江崎グリコは11月11日を「ポッキー&プリッツの日」と定めている。そのポッキーは、1966年10月に初代「ポッキーチョコレート」が発売されてから、50年目を迎えた。世界30カ国で年間5億箱売れている超人気商品だ。2020年には、現在の2.6倍に当たる売り上げ「10億ドル(約1200億円)」の達成を目指す。
これまでの累計販売箱数は世界全体で100億箱以上、パッケージを縦に積み上げると地球から月までを2往復以上する規模であるという。
ポッキーはそのまま食べるのはもちろん、これまでもさまざまな工夫を凝らした食べ方が広まっている。ほかにも、面白い写真を撮ったり1本1本積み上げたりなど、ファンならではの楽しみ方があるが、最近の特徴はフェイスブックなどソーシャルネットワーキングサービス(SNS)での共有が熱心に行われていることである。
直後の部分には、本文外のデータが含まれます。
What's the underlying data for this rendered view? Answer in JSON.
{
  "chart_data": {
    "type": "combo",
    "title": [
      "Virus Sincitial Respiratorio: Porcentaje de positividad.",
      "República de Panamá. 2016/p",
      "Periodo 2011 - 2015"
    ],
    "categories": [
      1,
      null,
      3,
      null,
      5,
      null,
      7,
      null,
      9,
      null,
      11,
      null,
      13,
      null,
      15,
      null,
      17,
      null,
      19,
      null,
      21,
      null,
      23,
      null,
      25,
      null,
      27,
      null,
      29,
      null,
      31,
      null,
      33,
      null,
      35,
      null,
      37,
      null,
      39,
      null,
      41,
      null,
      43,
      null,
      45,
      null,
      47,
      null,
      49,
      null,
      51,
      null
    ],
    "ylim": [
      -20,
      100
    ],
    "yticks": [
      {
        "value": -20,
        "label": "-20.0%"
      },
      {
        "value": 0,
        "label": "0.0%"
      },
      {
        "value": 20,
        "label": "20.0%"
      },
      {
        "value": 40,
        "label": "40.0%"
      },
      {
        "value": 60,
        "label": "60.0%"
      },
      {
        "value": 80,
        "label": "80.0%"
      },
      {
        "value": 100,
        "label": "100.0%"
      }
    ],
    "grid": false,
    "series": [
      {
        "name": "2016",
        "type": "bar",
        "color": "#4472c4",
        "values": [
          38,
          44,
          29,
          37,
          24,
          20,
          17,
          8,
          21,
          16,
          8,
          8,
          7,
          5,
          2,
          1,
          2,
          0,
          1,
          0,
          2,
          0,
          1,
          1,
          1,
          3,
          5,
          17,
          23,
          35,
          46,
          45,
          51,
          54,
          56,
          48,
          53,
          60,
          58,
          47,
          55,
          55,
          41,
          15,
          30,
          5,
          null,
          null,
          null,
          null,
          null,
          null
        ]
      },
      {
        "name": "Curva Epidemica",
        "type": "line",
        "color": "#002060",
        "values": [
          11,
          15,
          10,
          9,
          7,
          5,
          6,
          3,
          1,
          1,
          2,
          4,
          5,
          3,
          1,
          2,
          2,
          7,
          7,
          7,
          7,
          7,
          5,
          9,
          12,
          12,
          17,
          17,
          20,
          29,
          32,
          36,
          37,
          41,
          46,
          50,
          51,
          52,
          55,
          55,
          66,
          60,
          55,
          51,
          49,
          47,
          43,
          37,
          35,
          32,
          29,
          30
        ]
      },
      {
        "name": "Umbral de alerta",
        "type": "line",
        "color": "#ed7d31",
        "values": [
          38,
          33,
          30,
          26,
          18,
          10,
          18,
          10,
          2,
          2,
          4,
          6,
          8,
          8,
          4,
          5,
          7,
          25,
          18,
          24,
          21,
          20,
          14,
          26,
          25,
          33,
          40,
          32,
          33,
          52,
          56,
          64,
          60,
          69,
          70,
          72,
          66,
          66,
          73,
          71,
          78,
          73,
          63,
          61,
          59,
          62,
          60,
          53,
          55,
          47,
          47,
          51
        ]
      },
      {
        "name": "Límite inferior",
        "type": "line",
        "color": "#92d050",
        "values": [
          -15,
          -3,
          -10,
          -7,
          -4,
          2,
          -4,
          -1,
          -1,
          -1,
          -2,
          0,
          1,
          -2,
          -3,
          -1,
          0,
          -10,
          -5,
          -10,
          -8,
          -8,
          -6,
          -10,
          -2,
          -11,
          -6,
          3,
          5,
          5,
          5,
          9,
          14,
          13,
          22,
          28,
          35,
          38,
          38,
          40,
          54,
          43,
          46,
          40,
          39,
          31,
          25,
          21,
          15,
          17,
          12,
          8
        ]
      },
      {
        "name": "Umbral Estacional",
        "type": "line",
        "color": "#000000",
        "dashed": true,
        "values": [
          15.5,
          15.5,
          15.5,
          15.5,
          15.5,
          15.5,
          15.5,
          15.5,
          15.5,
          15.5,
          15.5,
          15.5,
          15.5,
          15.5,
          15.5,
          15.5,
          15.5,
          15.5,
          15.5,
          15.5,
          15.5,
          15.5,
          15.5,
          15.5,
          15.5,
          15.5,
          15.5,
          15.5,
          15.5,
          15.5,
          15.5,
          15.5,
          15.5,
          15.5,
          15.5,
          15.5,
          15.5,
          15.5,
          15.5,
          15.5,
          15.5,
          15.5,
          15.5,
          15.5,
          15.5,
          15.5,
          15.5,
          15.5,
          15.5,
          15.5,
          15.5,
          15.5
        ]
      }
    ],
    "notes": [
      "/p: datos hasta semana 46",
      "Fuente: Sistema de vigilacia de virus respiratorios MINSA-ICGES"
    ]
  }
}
これはメーカーである江崎グリコが仕掛けたものではなく、ポッキーファンの間で自然発生的に広まっているのだ。特に毎年11月11日が近づくと、多様な写真がファンを中心にSNS上にあふれる。
そういった動きを受けて江崎グリコは今年、ポッキーを使った写真を一般消費者が投稿できる「ポッキーフォト部」を公式ホームページとしてオープンした。そこには、マッチ棒工作のようにポッキーでつくった家の写真や、遠近法を利用してポッキーの上に人が乗ったように見える写真など、すでに多くの作品が投稿されている。まさに若年層が好む、ネットを使った消費者参加型イベントであり、商品の人気が高いがゆえに多くの人が集まっている。SNSが生活の一部になったからこそ成立する、ボトムアップ型のマーケティング手法になっている点も見逃せない。
企業側からではなく、「日常の出来事や面白いことを周囲の人に知らせたい」という若者を中心にした消費者側のニーズが売り上げに貢献しているといえる。こうしたポッキーの例は、マーケティングが、よりインタラクティブ(双方向)に変化を遂げてきた好例ともいえる。
ロングセラー商品といえば、大塚製薬のオロナミンCも今年、1965年の発売から丸50年の節目を迎えている。このほかにも、同じ頃に生まれ今も生き続けているロングセラー商品は多い。それぞれに物語があり、根強いファンによるSNSを使った情報伝播は、新たな物語を紡ぎ出すことに一役買っている。いまやSNSは、ロングセラーを支える力ともなっているのである。